Assistenza negata, disabile fa causa all’Inps
Dopo la revoca dell’indennità di accompagnamento è costretta a vivere solo con la pensione di invalidità
SULMONA. Da più di un anno l’Inps le ha revocato l’indennità di accompagnamento, lasciandole 500 euro mensili per vivere grazie alla pensione di invalidità. Così una 25enne sulmonese, affetta da ritardo mentale con sindrome genetica, ha iniziato la sua battaglia legale, approdata lunedì in tribunale. Seguita dall’avvocato Catia Puglielli, la ragazza chiede al giudice di tornare a godere della mensilità di accompagnamento pari a 290 euro. Nell’udienza il giudice si è riservato la decisione sull’opportunità di commissionare una nuova perizia medica, nonostante l’accertamento preventivo del medico legale assegnato al caso abbia già certificato la necessità di riassegnazione dell’accompagnamento.

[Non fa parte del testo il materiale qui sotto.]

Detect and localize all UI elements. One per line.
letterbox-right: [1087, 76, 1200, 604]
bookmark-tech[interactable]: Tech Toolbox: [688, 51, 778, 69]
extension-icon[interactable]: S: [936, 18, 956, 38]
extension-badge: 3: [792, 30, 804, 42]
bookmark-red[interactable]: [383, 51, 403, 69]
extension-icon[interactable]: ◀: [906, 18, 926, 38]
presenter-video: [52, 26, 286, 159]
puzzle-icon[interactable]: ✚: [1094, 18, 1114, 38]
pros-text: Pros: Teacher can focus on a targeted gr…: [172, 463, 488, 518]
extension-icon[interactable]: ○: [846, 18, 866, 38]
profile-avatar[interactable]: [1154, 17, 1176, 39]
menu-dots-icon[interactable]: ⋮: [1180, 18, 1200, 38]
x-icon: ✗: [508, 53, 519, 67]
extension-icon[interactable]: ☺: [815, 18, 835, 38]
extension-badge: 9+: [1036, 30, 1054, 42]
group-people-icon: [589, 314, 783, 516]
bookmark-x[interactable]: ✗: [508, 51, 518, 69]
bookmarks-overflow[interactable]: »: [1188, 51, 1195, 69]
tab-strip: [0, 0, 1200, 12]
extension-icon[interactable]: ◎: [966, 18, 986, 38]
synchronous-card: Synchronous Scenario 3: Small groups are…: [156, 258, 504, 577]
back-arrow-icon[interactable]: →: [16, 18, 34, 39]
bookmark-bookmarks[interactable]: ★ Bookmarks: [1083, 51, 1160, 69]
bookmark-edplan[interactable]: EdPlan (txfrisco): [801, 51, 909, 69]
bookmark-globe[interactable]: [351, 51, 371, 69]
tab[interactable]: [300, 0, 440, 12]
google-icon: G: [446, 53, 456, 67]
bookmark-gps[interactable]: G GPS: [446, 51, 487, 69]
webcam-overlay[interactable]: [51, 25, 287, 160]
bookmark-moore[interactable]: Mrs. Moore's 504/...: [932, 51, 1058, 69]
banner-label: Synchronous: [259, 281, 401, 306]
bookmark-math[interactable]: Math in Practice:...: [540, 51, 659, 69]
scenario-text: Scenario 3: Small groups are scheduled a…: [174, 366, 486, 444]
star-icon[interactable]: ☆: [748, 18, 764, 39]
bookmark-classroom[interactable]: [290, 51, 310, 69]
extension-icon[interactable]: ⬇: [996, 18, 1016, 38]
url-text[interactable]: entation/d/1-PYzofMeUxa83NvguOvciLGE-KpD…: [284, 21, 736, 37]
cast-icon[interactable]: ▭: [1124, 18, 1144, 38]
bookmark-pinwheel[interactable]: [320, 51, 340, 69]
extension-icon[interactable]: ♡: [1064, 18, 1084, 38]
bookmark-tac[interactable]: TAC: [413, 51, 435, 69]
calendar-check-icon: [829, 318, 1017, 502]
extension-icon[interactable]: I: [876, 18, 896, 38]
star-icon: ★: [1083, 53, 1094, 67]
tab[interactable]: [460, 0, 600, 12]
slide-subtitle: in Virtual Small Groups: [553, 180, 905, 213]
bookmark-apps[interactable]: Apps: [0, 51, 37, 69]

«Ci sono già capitati casi di questo tipo», interviene il legale, «e mai era capitato che l’Inps facesse opposizione al nostro ricorso. In questo caso, invece, hanno deciso di impugnarlo costringendoci ad avviare un procedimento giudiziario ordinario. Con tutte le conseguenze del caso, legate soprattutto al tempo che continua a passare in attesa di una soluzione positiva». La ragazza è stata riconosciuta invalida al 100 per cento nel 1998 con necessità di assistenza continua e nonostante il suo quadro clinico sia peggiorato negli ultimi anni è arrivata la decisione a sorpresa della commissione Inps di Sulmona di revocarle la pensione di accompagnamento. «La mia assistita non è assolutamente nella condizione di poter essere lasciata da sola, non essendo in grado di compiere autonomamente tutti gli atti della vita», fa notare l’avvocato Puglielli. «In questo caso non servirebbe nemmeno un accertamento medico legale. ho detto al giudice che se non dovesse essere riconosciuta l’indennità di accompagnamento bisogna solo sperare che la mamma della giovane viva a lungo, altrimenti questa ragazza rischia di essere lasciata sola a se stessa. Lo Stato e le istituzioni dovrebbero prestare più attenzione alla disabilità che è un problema della collettività. Non possono essere lesi dei diritti, come in questo caso, importantissimi da salvaguardare e tutelare». Nei prossimi giorni dovrebbe arrivare la decisione del giudice sulla eventuale nomina di un altro consulente tecnico di ufficio.